The White House has also provided lawmakers with a list of add-on expenditures it wants to be funded.
“My guess is that the CR is probably going to be a vehicle to do pretty basic things, and the anomalies — we’ve received some requests from the White House … we’re reviewing those right now,” Thune added.
Democrats say any sort of shutdown would be solely at the hands of a Republican-controlled Washington. But Democrats are also fractured, with some threatening a shutdown as leverage against Trump as they demand language to require how the president spends the money approved by Congress. Republicans have rebuffed those efforts, saying it would tie Trump’s hands and abilities to overhaul the federal government.
Senate Minority Leader Chuck Schumer (D-NY) has tried to tamp down shutdown calls from within his party, and others say the last thing federal workers already on edge would need is to miss paychecks.
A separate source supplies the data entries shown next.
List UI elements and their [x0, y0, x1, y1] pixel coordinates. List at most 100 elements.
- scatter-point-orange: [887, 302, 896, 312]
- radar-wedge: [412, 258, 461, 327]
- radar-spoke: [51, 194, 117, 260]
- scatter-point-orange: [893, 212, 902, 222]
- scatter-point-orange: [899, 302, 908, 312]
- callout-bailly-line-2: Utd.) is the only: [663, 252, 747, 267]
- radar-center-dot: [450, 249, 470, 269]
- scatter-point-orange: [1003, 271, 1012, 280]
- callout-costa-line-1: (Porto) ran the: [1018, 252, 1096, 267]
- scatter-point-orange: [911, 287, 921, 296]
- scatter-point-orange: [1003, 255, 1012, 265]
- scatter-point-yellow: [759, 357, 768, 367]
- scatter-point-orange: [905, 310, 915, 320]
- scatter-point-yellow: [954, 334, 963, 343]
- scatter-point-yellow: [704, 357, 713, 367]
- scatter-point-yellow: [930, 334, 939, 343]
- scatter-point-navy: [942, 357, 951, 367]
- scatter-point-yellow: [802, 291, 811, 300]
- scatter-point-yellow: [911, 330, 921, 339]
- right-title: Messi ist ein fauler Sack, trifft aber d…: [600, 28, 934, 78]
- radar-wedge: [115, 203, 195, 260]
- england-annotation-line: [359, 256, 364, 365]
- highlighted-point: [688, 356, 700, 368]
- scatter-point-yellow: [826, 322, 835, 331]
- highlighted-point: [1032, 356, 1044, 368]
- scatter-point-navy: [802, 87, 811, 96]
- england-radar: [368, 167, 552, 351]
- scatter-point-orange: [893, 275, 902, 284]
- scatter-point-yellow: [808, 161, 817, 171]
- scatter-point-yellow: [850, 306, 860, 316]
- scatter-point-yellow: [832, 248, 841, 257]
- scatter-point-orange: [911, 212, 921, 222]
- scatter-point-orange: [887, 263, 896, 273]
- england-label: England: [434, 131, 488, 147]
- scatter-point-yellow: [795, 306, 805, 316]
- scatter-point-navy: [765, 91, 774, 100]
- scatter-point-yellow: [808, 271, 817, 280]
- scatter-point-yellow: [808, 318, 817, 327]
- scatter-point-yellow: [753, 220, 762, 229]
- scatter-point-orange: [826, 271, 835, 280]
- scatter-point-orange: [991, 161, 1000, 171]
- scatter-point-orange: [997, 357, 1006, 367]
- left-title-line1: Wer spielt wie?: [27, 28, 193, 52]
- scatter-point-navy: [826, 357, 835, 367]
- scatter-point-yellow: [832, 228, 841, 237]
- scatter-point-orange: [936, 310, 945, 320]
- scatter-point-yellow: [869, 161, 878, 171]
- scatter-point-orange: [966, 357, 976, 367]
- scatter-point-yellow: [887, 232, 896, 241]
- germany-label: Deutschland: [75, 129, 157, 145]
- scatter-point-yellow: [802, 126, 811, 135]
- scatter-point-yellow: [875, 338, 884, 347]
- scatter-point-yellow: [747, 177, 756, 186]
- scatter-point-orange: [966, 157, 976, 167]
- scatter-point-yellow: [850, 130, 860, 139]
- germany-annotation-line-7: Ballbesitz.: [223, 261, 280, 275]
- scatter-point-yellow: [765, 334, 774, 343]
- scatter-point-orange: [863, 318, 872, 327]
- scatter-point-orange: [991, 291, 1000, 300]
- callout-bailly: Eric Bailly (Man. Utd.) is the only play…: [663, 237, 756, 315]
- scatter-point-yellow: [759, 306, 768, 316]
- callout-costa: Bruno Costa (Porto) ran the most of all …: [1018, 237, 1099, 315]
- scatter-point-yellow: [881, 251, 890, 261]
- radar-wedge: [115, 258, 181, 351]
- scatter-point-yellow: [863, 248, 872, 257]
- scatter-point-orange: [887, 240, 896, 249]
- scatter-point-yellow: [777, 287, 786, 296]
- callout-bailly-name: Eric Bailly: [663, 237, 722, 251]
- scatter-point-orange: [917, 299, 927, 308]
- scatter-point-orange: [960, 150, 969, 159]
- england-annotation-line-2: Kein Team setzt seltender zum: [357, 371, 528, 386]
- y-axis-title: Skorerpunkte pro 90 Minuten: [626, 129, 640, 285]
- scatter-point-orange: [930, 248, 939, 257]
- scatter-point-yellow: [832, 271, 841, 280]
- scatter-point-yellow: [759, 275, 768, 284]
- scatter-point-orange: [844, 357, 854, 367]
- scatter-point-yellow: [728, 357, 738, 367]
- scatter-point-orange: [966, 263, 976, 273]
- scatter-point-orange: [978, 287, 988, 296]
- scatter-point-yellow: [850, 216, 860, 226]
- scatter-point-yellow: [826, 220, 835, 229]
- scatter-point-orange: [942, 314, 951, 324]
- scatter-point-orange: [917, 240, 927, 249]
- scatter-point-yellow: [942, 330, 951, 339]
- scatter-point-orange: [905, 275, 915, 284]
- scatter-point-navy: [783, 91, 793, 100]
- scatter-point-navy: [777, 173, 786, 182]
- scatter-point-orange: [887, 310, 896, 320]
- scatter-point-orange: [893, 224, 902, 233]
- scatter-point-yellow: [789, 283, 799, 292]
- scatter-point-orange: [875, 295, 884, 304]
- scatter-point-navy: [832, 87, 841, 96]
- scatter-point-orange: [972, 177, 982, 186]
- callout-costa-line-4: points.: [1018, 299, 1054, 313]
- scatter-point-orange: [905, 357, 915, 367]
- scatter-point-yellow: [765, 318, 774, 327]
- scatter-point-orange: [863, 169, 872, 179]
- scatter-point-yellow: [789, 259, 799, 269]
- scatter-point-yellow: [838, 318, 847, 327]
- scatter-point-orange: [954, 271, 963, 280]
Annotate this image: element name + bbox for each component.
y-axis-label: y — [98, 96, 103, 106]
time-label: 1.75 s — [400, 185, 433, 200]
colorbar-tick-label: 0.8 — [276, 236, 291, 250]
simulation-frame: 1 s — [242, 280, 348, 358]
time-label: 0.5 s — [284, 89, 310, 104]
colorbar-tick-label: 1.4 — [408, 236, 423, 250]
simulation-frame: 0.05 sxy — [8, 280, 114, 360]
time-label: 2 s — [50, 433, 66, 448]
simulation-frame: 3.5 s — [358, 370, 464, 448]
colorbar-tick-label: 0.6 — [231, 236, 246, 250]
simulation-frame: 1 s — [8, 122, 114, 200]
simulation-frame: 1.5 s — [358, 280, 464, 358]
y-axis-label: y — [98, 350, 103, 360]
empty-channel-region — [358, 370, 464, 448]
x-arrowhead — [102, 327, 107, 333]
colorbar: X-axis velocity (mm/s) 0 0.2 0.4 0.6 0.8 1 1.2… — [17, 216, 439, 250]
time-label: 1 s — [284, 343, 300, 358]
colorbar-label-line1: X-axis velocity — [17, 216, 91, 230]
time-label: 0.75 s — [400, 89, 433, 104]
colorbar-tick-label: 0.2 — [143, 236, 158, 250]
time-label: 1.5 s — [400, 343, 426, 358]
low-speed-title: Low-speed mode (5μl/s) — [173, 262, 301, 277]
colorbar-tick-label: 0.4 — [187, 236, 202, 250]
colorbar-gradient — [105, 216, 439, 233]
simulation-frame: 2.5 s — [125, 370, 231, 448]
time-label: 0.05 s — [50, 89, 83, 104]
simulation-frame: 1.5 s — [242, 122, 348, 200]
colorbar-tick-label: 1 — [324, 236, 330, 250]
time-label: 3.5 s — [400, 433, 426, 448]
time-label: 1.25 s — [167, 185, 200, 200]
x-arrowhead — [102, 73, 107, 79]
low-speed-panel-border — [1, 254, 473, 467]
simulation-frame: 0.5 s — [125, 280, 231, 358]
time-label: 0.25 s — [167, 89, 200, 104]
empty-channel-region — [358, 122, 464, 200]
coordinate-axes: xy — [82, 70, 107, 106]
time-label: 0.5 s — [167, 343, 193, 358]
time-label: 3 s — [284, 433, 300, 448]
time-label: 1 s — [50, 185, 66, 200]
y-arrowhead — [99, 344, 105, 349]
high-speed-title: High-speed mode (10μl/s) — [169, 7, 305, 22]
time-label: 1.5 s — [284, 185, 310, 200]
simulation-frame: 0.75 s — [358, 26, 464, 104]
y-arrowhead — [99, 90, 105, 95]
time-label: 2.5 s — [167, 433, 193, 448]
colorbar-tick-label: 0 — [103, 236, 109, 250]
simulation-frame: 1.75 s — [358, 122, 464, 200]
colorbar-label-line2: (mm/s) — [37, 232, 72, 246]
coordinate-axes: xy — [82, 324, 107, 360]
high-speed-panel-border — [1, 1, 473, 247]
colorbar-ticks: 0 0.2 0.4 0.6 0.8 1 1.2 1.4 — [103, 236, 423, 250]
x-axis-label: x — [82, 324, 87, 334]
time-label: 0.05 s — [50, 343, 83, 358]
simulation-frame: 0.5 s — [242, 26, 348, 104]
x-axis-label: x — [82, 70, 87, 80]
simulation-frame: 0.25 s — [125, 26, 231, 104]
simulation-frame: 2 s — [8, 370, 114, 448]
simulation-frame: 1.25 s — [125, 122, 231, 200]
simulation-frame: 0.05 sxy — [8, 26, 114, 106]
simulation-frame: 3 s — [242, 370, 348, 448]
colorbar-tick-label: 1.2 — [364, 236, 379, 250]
TRACKING WHAT DOGE IS DOING ACROSS THE FEDERAL GOVERNMENT
“I don’t do anything out of some kind of desperation,” Sen. John Fetterman (D-PA) said. “Shutting the government down in order to make it better or to protect it — that’s just not a trade-off I’m willing to vote for.”
Murray, in remarks to reporters at the Capitol before she said negotiations dissolved, cited Musk as the “only person calling for a shutdown.”